MOD_AAK1BIKe_LxxQxTG_1

The Numb-Associated family of kinases (NAKs) are considered to be functionally diverse and suggested to be potential drug targets in diseases such as myopia, prostate cancer, parkinson’s, osteosarcoma, and amyotrophic lateral sclerosis (AMLS) (Sorrell,2016). The NAK family takes the name from the Drosophila protein NAK, which associates with Numb, playing a part in cell fate determination during cell division. Humans have four paralogous homologs of NAK: AAK1 (adaptor-associated kinase 1), BIKe (BMP-2-inducible kinase, BMP2K), GAK (cyclin G-associated kinase), and MPSK1 (Myristoylated and palmitoylated serine/threonine kinase 1). Two of the paralogs, AAK1 and BIKe, appear to be functionally more equivalent to the founding member of the family and share higher sequence identity to NAK as compared to GAK and MPSK1 (Sorrell,2016). Human NAKs share little sequence conservation except in the kinase domain region (Smythe,2003). In terms of sequence modules, AAK1 and BIKe kinase domains are followed with poly Q and poly Q/H regions, respectively. Whereas, GAK is characterized by a PTEN/Tensin type domain after kinase domain and the MPSK1 sequence primarily contains the kinase domain (Sorrell,2016).

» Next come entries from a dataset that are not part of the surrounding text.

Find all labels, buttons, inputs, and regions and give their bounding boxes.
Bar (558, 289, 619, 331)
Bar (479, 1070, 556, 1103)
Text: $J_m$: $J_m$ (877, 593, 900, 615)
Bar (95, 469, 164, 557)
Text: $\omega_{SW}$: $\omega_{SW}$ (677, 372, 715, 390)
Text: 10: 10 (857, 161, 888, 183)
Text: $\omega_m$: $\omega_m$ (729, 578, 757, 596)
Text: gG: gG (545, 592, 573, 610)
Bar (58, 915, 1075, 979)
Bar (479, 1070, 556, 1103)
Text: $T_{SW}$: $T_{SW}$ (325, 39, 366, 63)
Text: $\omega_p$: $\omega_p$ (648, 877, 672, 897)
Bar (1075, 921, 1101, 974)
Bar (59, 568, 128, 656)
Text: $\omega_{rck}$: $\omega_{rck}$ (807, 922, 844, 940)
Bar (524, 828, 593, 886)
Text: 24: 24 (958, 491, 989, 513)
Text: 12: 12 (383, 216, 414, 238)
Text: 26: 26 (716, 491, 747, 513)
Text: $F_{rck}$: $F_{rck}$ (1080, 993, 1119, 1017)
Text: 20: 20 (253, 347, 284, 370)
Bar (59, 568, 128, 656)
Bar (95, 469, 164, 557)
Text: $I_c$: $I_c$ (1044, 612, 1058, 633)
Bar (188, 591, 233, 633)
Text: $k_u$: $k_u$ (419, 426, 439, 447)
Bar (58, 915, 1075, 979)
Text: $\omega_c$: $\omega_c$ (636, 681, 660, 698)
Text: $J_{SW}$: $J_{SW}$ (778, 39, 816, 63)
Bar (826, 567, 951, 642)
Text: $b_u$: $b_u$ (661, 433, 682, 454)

AAK1 takes part in receptor-mediated endocytosis by binding to clathrin and phosphorylating the Adaptor protein complex AP-2 mu2 subunit (AP2M1; Q96CW1) at a QxTG motif (Conner,2002).
BIKe was reported to play a role in osteoblast differentiation (Kearns,2001). However, the mouse knockout phenotype did not show a bone related phenotype as recorded in the MGI resource (https://www.mousephenotype.org/data/genes/MGI:2155456). BIKe was also observed to associate with clathrin-coated vesicles and has also been shown to phosphorylate the AP2 mu2 subunit, though the site was not identified (Ramesh,2021).
AAK1 and BIKe control intracellular trafficking of multiple RNA viruses during viral entry and assembly/egress, including hepatitis C virus (HCV) and dengue virus (DENV) (Neveu,2012; Pu,2020). More recently, a study based on RNAi showed that AAK1 and BIKe are proviral factors in the infection with SARS-CoV-2 (Karim,2022). In fact, several AAK1 inhibitors have been proposed as possible treatments to the acute respiratory disease caused by SARS-CoV-2 (Richardson,2020). The AAK1/GAK inhibitor Baricitinib is used in hospitalised COVID patients as it also inhibits the JAK kinases which have critical roles in macrophages and it would be interesting to know if the AAK1/GAK inhibition also plays a role in the immunomodulatory effects (Meszaros,2021).
A canonical NAK-class phosphorylation site motif was observed for the yeast NAK homolog Prk1p, (L(I)xxQxTG) (Zeng,1999). Prk1p has been shown to phosphorylate multiple instances of this motif in Pan1p (P32521; Zeng,1999) in addition to Sla1p (P32790; Zeng,2001) and Scd5p (P34758; Huang,2003). Although, AAK1 and BIKe have a preference for threonine phosphorylation, they accept other hydrophobic residues at position -5, and accept proline and alanine at position -3. The strong preference for a glycine in position +1 is retained, while positions -1 and +2 to +4 show a slight basophilic signal. A noncanonical p-site motif has been reported in the NUMB protein itself but it is semi-buried in a β-sheet and is unlikely to be valid (Sorensen,2008). However, it is noted for completeness.